Verkehrsminister bleibt, verlässt aber die FDP
Von den bisherigen vier Regierungsmitgliedern der FDP will nur Verkehrsminister Volker Wissing im Amt bleiben und tritt dafür aus der Partei aus. Er wolle nicht in eine andere Partei eintreten, sagte Wissing in Berlin.
Seine Entscheidungen erläuterte Wissing am Donnerstagmorgen. Der Kanzler habe ihn in einem persönlichen Gespräch gefragt, ob ich bereit sei, das Amt unter den neuen Bedingungen fortzuführen. Er habe darüber nachgedacht und dies gegenüber Scholz bejaht. «Ich möchte mit dieser Entscheidung keine Belastung für meine Partei sein. Und habe deshalb heute Herrn Christian Lindner meinen Austritt aus der FDP mitgeteilt. Ich distanziere mich damit nicht von Grundwerten meiner Partei und möchte auch nicht in eine andere Partei eintreten. Ich möchte mir selbst treu bleiben», schreibt Wissing.
Der Verkehrsminister spart in seinem Schreiben nicht mit Kritik: «Wir haben schwierige Zeiten und ich bin der Auffassung, dass die Regierung mehr Chancen gehabt hätte, wenn man von Anfang an gemeinsamer und stärker an ihrem Erfolg gearbeitet hätte.
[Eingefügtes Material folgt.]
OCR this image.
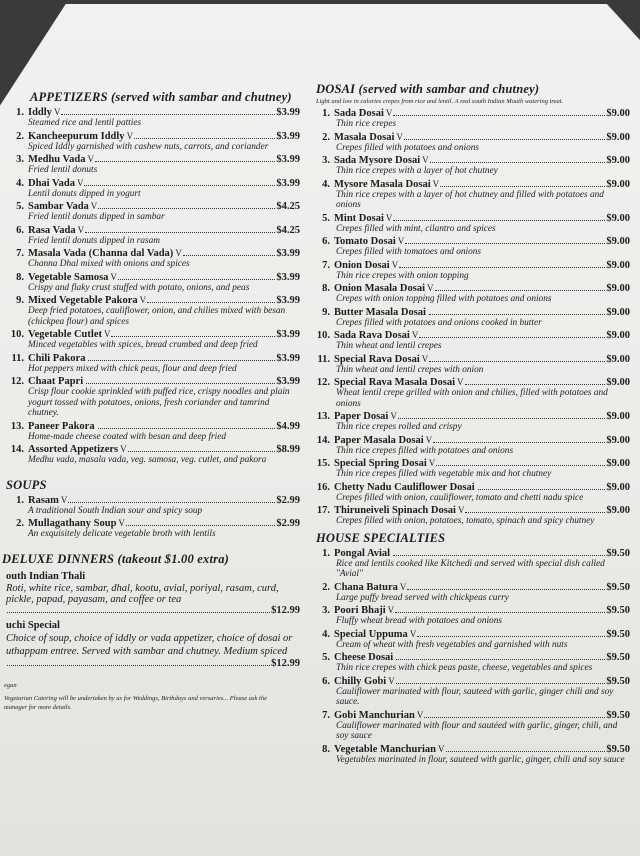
APPETIZERS (served with sambar and chutney)
1. Iddly V	$3.99
Steamed rice and lentil patties
2. Kancheepurum Iddly V	$3.99
Spiced Iddly garnished with cashew nuts, carrots, and coriander
3. Medhu Vada V	$3.99
Fried lentil donuts
4. Dhai Vada V	$3.99
Lentil donuts dipped in yogurt
5. Sambar Vada V	$4.25
Fried lentil donuts dipped in sambar
6. Rasa Vada V	$4.25
Fried lentil donuts dipped in rasam
7. Masala Vada (Channa dal Vada) V	$3.99
Channa Dhal mixed with onions and spices
8. Vegetable Samosa V	$3.99
Crispy and flaky crust stuffed with potato, onions, and peas
9. Mixed Vegetable Pakora V	$3.99
Deep fried potatoes, cauliflower, onion, and chilies mixed with besan (chickpea flour) and spices
10. Vegetable Cutlet V	$3.99
Minced vegetables with spices, bread crumbed and deep fried
11. Chili Pakora	$3.99
Hot peppers mixed with chick peas, flour and deep fried
12. Chaat Papri	$3.99
Crisp flour cookie sprinkled with puffed rice, crispy noodles and plain yogurt tossed with potatoes, onions, fresh coriander and tamrind chutney.
13. Paneer Pakora	$4.99
Home-made cheese coated with besan and deep fried
14. Assorted Appetizers V	$8.99
Medhu vada, masala vada, veg. samosa, veg. cutlet, and pakora
SOUPS
1. Rasam V	$2.99
A traditional South Indian sour and spicy soup
2. Mullagathany Soup V	$2.99
An exquisitely delicate vegetable broth with lentils
DELUXE DINNERS (takeout $1.00 extra)
outh Indian Thali
Roti, white rice, sambar, dhal, kootu, avial, poriyal, rasam, curd, pickle, papad, payasam, and coffee or tea
$12.99
uchi Special
Choice of soup, choice of iddly or vada appetizer, choice of dosai or uthappam entree. Served with sambar and chutney. Medium spiced
$12.99
egan
Vegetarian Catering will be undertaken by us for Weddings, Birthdays and versaries... Please ask the manager for more details.
DOSAI (served with sambar and chutney)
Light and low in calories crepes from rice and lentil. A real south Indian Mouth watering treat.
1. Sada Dosai V	$9.00
Thin rice crepes
2. Masala Dosai V	$9.00
Crepes filled with potatoes and onions
3. Sada Mysore Dosai V	$9.00
Thin rice crepes with a layer of hot chutney
4. Mysore Masala Dosai V	$9.00
Thin rice crepes with a layer of hot chutney and filled with potatoes and onions
5. Mint Dosai V	$9.00
Crepes filled with mint, cilantro and spices
6. Tomato Dosai V	$9.00
Crepes filled with tomatoes and onions
7. Onion Dosai V	$9.00
Thin rice crepes with onion topping
8. Onion Masala Dosai V	$9.00
Crepes with onion topping filled with potatoes and onions
9. Butter Masala Dosai	$9.00
Crepes filled with potatoes and onions cooked in butter
10. Sada Rava Dosai V	$9.00
Thin wheat and lentil crepes
11. Special Rava Dosai V	$9.00
Thin wheat and lentil crepes with onion
12. Special Rava Masala Dosai V	$9.00
Wheat lentil crepe grilled with onion and chilies, filled with potatoes and onions
13. Paper Dosai V	$9.00
Thin rice crepes rolled and crispy
14. Paper Masala Dosai V	$9.00
Thin rice crepes filled with potatoes and onions
15. Special Spring Dosai V	$9.00
Thin rice crepes filled with vegetable mix and hot chutney
16. Chetty Nadu Cauliflower Dosai	$9.00
Crepes filled with onion, cauliflower, tomato and chetti nadu spice
17. Thiruneiveli Spinach Dosai V	$9.00
Crepes filled with onion, potatoes, tomato, spinach and spicy chutney
HOUSE SPECIALTIES
1. Pongal Avial	$9.50
Rice and lentils cooked like Kitchedi and served with special dish called "Avial"
2. Chana Batura V	$9.50
Large puffy bread served with chickpeas curry
3. Poori Bhaji V	$9.50
Fluffy wheat bread with potatoes and onions
4. Special Uppuma V	$9.50
Cream of wheat with fresh vegetables and garnished with nuts
5. Cheese Dosai	$9.50
Thin rice crepes with chick peas paste, cheese, vegetables and spices
6. Chilly Gobi V	$9.50
Cauliflower marinated with flour, sauteed with garlic, ginger chili and soy sauce.
7. Gobi Manchurian V	$9.50
Cauliflower marinated with flour and sautéed with garlic, ginger, chili, and soy sauce
8. Vegetable Manchurian V	$9.50
Vegetables marinated in flour, sauteed with garlic, ginger, chili and soy sauce
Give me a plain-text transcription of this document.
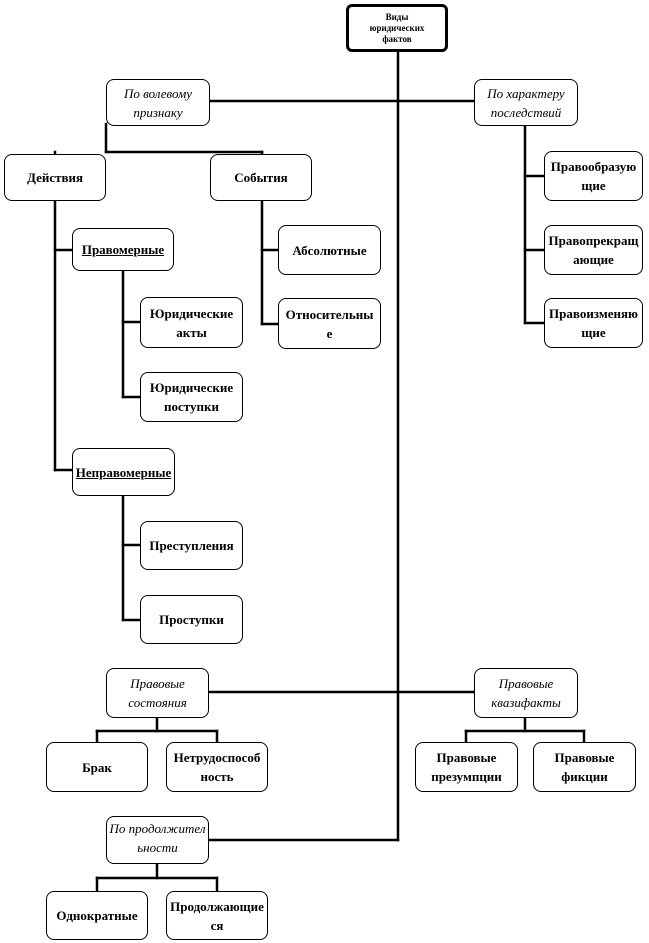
Виды юридических фактов
По волевому признаку
Действия	События
Правомерные
Юридические акты
Юридические поступки
Неправомерные
Преступления
Проступки
Абсолютные
Относительные
По характеру последствий
Правообразующие
Правопрекращающие
Правоизменяющие
Правовые состояния
Брак
Нетрудоспособность
Правовые квазифакты
Правовые презумпции
Правовые фикции
По продолжительности
Однократные
Продолжающиеся
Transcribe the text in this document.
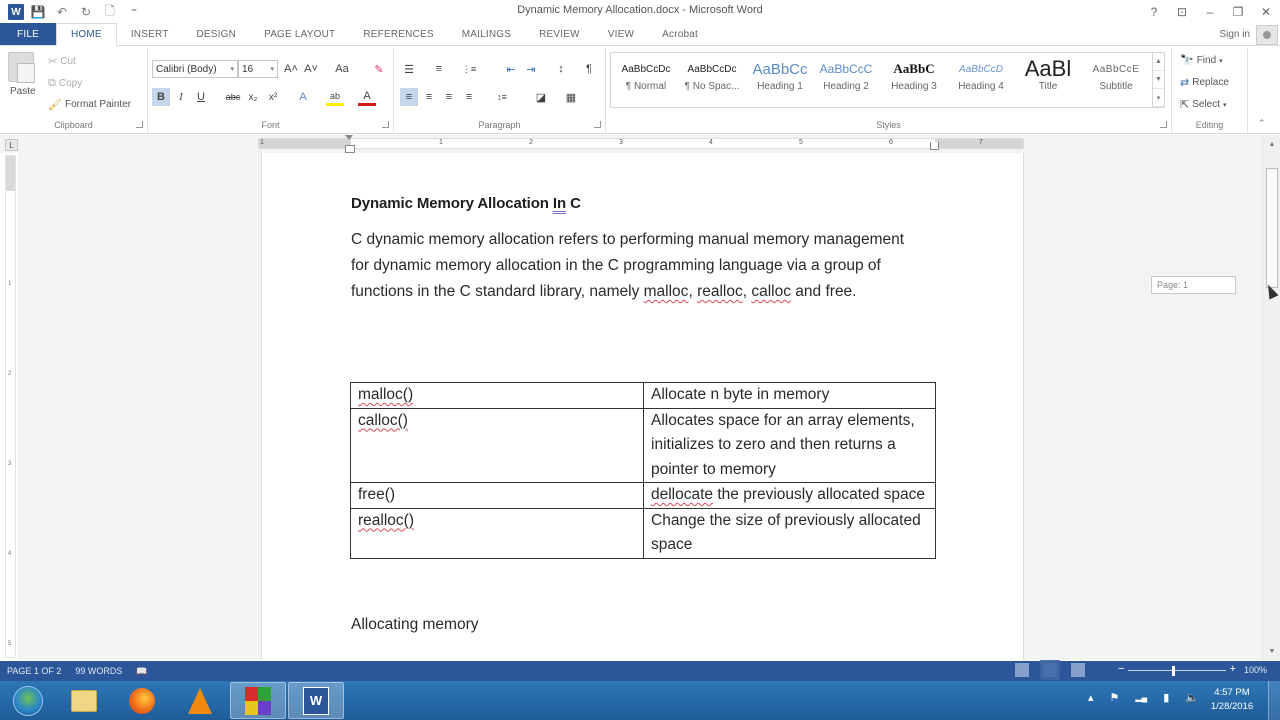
W 💾 ↶	↻	🗋	⁼	Dynamic Memory Allocation.docx - Microsoft Word	?	⊡	–	❐	✕
FILE	HOME	INSERT	DESIGN	PAGE LAYOUT	REFERENCES	MAILINGS	REVIEW	VIEW	Acrobat	Sign in
Paste
✂ Cut
⧉ Copy
🖌 Format Painter
Clipboard
Calibri (Body) ▾ 16 ▾ A˄ A˅	Aa	✎
B	I	U	abc x₂	x²	A	ab	A
Font
☰	≡	⋮≡	⇤ ⇥	↕	¶
≡	≡	≡	≡	↕≡	◪	▦
Paragraph	Styles
AaBbCcDc
¶ Normal
AaBbCcDc
¶ No Spac...
AaBbCc
Heading 1
AaBbCcC
Heading 2
AaBbC
Heading 3
AaBbCcD
Heading 4
AaBl
Title
AaBbCcE
Subtitle
▲
▼
▾
🔭 Find ▾
⇄ Replace
⇱ Select ▾
Editing	⌃
L	1	1	2	3	4	5	6	7
Dynamic Memory Allocation In C
C dynamic memory allocation refers to performing manual memory management for dynamic memory allocation in the C programming language via a group of functions in the C standard library, namely malloc, realloc, calloc and free.
malloc()	Allocate n byte in memory
calloc()	Allocates space for an array elements, initializes to zero and then returns a pointer to memory
free()	dellocate the previously allocated space
realloc()	Change the size of previously allocated space
Allocating memory
1
2
3
4
5
Page: 1
▲
▼
PAGE 1 OF 2	99 WORDS	📖	−	+ 100%
W	▴ ⚑ ▂▄ ▮ 🔈	4:57 PM
1/28/2016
Ich war mit vielen Dingen nicht einverstanden, insbesondere nicht der Art und Weise, wie man kontroverse Positionen lange Zeit öffentlich ausgetragen hat, anstatt Brücken zueinander zu bauen. Weil das Brückenbauen ein Dienst an der Gesellschaft ist.»
Vorwürfe des Justizministers an Scholz
Im Gegensatz zu Wissing hat Justizminister Marco Buschmann offiziell um seine Entlassung gebeten. In einer Erklärung, die der FDP-Politiker am Donnerstag veröffentlichte, schreibt er, dass Lindner Vorschläge gemacht habe, um Deutschland aus einer schwierigen wirtschaftlichen Lage zu führen. Der Kanzler habe stattdessen ein Papier mit Massnahmen vorgelegt, die kaum geeignet erscheinen, eine substanzielle Wirtschaftswende zum Besseren herbeizuführen».
Lindner habe daraufhin vorgeschlagen, SPD, Grüne und FDP sollten gemeinsam den Weg zu einer vorgezogenen Bundestagswahl freimachen. Schliesslich habe der Kanzler erklärt, nicht mehr mit Lindner zusammenarbeiten zu wollen, und dadurch die Koalition aufgekündigt. «Warum er den geordneten Weg zu Neuwahlen ausgeschlagen hat, um sodann selbst die Koalition aufzukündigen und in völlig unklaren Verhältnissen Neuwahlen anzustreben, erschliesst sich mir nicht», erklärte Buschmann. «Die Aufgabe als Bundesminister der Justiz hat mir viel Freude bereitet», schrieb der FDP-Politiker.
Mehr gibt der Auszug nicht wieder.